Ms. Sprague: I do. This case has had a lot of publicity, the insurance companies and their attorneys are more aware and will be looking for this sort of thing. New laws mandate that insurance companies set up fraud detection units. In addition, the company is required to set aside a certain amount of every insurance premium for fraud investigation to a fund that reimburses district attorneys, offices, and other law enforcement agencies to investigate insurance fraud. There is a very substantial amount of money (in the millions) in this fund. These are cases that the state will compensate law enforcement agencies to investigate and prosecute. In the past, you could not afford to conduct this kind of investigation.
DC: Are these kinds of cases unique to the chiropractic profession or are you seeing these problems in other health care profession?

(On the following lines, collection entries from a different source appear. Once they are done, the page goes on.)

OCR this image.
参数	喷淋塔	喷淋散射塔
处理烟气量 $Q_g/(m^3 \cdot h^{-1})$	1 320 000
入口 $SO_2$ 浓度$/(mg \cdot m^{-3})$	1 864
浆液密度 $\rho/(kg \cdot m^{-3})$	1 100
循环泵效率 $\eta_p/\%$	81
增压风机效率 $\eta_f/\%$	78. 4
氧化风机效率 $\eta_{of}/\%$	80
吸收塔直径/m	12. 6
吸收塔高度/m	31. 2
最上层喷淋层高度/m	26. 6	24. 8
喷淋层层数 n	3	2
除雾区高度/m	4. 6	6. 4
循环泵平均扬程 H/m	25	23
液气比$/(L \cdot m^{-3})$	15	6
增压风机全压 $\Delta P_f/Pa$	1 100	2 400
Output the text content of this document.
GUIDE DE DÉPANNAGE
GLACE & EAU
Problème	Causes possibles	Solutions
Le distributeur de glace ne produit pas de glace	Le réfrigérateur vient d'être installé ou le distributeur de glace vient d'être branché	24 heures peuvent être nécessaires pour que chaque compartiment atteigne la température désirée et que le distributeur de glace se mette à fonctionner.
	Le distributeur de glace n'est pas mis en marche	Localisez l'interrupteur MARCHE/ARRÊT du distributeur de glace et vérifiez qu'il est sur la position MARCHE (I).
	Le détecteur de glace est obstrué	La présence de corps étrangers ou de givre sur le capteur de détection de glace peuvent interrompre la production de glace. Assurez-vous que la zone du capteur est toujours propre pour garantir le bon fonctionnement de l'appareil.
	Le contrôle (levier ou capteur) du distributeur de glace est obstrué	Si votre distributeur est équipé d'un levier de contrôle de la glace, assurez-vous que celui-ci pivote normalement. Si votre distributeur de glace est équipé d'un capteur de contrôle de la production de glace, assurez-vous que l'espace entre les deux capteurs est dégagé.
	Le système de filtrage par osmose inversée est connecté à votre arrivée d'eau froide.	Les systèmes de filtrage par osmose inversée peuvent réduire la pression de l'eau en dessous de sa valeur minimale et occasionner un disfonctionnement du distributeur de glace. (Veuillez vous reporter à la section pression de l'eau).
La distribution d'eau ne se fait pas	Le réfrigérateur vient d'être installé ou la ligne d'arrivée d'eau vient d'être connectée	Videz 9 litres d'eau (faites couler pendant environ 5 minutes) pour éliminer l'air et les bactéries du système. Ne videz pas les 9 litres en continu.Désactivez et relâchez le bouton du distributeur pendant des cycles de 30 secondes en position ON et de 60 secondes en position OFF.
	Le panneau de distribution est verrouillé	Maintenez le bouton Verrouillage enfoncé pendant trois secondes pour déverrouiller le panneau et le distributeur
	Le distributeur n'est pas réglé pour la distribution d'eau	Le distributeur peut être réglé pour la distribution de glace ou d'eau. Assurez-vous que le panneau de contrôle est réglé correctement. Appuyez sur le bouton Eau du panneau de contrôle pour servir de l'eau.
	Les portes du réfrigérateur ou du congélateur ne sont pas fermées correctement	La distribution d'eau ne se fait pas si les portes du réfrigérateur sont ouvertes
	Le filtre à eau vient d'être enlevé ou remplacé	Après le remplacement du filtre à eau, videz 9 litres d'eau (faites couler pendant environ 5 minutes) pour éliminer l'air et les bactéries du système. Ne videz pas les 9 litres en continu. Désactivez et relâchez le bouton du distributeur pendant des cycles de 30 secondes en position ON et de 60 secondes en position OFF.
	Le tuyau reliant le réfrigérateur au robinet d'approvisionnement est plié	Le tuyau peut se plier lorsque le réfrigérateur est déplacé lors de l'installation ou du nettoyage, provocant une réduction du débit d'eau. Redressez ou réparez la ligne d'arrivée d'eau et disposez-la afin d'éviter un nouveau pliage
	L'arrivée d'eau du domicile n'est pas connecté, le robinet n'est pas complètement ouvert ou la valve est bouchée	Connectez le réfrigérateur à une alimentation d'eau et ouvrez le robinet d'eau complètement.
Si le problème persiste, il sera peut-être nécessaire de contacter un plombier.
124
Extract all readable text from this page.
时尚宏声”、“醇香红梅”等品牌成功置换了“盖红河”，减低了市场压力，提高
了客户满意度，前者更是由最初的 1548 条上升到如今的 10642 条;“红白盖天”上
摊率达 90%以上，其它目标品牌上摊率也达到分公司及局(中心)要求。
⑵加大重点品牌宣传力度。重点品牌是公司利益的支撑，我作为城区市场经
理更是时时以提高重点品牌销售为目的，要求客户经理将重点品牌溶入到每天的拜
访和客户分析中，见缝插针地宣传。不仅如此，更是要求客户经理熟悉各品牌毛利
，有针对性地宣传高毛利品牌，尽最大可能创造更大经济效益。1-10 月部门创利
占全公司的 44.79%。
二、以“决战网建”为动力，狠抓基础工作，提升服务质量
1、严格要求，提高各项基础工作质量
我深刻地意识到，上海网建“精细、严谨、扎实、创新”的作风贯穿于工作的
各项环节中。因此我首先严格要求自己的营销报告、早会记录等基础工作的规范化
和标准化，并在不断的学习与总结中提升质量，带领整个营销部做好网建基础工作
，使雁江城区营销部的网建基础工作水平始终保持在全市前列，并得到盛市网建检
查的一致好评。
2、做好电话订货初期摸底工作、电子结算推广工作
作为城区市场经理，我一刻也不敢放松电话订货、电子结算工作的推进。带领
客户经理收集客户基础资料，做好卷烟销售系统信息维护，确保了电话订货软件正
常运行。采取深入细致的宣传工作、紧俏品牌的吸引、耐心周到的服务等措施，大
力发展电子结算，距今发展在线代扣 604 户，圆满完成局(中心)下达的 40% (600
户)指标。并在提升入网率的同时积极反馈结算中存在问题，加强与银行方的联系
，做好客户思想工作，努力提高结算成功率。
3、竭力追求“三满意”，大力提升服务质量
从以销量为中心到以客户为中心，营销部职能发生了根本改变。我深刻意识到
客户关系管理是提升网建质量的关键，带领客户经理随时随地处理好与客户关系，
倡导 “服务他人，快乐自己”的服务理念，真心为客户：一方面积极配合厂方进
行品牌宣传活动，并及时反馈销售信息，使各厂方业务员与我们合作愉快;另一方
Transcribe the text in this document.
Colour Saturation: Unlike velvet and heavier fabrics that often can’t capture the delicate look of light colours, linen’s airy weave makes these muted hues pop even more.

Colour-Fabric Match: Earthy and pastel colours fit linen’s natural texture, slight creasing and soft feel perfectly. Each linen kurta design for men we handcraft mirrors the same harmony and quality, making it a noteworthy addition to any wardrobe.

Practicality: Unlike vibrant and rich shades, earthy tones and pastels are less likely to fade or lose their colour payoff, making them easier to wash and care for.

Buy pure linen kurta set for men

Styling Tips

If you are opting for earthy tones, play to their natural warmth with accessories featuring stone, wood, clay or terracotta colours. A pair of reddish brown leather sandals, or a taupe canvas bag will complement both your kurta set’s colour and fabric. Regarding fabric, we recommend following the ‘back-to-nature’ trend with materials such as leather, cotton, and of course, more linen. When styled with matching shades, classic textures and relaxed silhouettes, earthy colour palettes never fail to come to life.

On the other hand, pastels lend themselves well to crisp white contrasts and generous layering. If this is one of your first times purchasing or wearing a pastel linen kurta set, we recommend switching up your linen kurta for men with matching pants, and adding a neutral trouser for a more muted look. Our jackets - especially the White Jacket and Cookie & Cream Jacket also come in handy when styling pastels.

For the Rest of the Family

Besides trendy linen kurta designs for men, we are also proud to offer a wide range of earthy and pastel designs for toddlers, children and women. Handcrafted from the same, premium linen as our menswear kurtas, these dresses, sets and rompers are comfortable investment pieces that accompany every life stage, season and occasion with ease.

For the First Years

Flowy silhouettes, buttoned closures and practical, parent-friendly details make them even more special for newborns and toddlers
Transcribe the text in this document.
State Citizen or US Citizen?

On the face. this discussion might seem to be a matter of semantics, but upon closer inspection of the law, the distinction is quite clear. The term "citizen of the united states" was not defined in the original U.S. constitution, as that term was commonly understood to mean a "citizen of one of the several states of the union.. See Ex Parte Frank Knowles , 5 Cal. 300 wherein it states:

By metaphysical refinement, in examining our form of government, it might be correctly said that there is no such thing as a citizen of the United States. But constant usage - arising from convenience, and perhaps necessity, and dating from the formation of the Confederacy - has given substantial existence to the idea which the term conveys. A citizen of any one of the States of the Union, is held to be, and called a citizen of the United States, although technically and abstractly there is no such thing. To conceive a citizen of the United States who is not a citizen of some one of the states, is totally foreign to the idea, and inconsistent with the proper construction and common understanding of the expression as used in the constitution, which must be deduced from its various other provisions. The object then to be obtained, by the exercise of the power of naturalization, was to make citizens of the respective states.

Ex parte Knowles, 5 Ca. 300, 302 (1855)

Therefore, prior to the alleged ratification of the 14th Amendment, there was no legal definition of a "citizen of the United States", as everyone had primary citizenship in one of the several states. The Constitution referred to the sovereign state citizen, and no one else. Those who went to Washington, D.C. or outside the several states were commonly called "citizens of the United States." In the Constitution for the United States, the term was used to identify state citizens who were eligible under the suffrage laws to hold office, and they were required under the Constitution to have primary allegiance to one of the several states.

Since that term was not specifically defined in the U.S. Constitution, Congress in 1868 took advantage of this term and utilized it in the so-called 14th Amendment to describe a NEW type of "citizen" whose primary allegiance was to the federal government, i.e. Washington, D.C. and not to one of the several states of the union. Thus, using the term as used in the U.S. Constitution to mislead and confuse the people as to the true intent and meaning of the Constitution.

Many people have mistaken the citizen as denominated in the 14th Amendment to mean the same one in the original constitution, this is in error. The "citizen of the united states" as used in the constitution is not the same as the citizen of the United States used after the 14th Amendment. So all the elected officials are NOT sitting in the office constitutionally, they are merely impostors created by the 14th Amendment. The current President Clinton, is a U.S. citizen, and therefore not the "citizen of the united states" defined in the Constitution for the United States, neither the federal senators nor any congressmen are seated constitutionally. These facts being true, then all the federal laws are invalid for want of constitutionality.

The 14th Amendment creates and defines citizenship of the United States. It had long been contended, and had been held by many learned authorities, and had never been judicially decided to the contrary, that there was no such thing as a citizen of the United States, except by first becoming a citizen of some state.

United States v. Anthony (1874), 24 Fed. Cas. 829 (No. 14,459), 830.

Ms. Sprague: I think that they aren't unique to chiropractors, unfortunately chiropractors' billings are looked at more than than those of MDs. I'm hoping that reading this will have an effect on chiropractors, that they may be dissuaded by the thought of being convicted, losing their license, and spending time in prison. Insurance companies are going to be looking for these types of things."
Dr. Burke could have received a maximum of four years on each of the four counts, a total of 16 years to be served consecutively. Instead, the judge gave him a total of two years to be served _concurrently_, which he has been serving since December 24, 1991. In addition, Dr. Burke was ordered to pay more than $20,000 to the insurance companies involved.
As the department of corrections can reduce an inmate's sentence by one-third to one-half for good conduct/work credit, Dr. Burke could be out of prison as early as the end of this year.
Dr. Burke is currently serving his sentence at San Quentin.